Thursday, January 6, 2011

On copper ETFs, Emperors and new clothes

At last! Somebody in the metals trading world with a bit of clout has spoken up and pointed to the abject stupidity of the new commodities ETFs being led up by copper. Our source is this Reuters note, our voice is Jeffrey Currie of Goldman Sachs and the argument is simplicity itself:

OXFORD, England, Jan 5 (Reuters) - Exchange-traded funds (ETFs) backed by physical commodities other than gold are an "utterly crazy idea", Goldman Sachs (NYSE: GS - news) analyst Jeffrey Currie said on Wednesday.
"The key to why it works in gold but won't work in beef or soybeans is that gold is very easy to store," he said at the Oxford Farming Conference.
ETFs backed by physical gold have attracted investment of up to $8.1 billion. UK-based ETF Securities last month listed products backed by copper, nickel and tin on the London Stock Exchange and plans to launch aluminium, zinc and lead this quarter.
Those products have so far attracted only a small fraction of the level of investment in gold ETFs.
Currie said the gold required to back the $8.1 billion investment would roughly fill the stage at the Oxford Farming Conference while an aluminium ETF with a similar investment would need enough metal to fill London's Wembley Stadium. CONTINUES HERE

IKN sez: The sooner this trend of treating commodities as assets is over, the better for all of us. The gold ETF (GLD) is a smart enough idea (because gold is an asset, not a commodity). I accept the silver ETF (SLV) at a pinch because of the metal's split personality. But a copper ETF? What's the idea here, use the London bonded warehouses as a permanent store for the ETFs physical copper? Well for one thing that might explain the recent inventory bounce (note 'might', it's just a thought and there are other influences at play) but you think that storage comes for free?

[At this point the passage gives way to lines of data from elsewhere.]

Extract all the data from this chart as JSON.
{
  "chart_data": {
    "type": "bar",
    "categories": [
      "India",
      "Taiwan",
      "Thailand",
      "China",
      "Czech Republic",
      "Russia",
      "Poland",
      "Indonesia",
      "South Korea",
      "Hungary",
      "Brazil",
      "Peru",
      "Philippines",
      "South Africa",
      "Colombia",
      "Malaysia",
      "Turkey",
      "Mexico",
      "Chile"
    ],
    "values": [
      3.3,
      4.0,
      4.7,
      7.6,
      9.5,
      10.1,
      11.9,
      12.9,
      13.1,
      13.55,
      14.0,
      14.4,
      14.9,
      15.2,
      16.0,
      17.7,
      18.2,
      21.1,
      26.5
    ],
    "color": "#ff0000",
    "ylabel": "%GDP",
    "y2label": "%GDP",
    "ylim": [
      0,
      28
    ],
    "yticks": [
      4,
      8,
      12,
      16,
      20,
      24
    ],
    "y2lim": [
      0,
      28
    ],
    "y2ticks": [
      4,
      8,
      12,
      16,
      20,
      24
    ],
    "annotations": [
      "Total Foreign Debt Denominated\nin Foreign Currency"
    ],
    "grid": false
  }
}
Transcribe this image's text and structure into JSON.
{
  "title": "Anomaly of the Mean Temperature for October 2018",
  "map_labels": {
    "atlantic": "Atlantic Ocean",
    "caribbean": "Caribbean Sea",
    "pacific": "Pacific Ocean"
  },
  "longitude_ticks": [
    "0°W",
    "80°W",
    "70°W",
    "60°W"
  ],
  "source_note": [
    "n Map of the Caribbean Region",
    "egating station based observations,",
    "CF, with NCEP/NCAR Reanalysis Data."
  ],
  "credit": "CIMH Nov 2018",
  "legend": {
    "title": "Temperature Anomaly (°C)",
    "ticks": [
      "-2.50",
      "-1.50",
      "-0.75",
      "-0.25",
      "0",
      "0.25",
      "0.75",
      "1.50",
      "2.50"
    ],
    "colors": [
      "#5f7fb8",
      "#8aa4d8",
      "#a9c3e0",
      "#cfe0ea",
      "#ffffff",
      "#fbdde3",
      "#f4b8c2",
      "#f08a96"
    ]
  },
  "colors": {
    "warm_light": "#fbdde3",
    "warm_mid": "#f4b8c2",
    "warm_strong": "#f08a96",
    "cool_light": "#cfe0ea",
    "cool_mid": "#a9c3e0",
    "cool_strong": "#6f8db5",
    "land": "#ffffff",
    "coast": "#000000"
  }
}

Currie's argument is sound and correct but there's something even more basic to note. Beef, soybeans, copper, tin and all other commodities are not a store of value. For sure you can trade them or sell them or hoard them if you like, but they're all means to an end, not the end themselves. An asset has to be something other people want for what it is (a dollar bill, a house, an ounce of gold) and copper is only wanted by other people for what it might become later (a coil, a tube, a wire). That's not an asset and has no right to get some cockamamey ETF set up around it.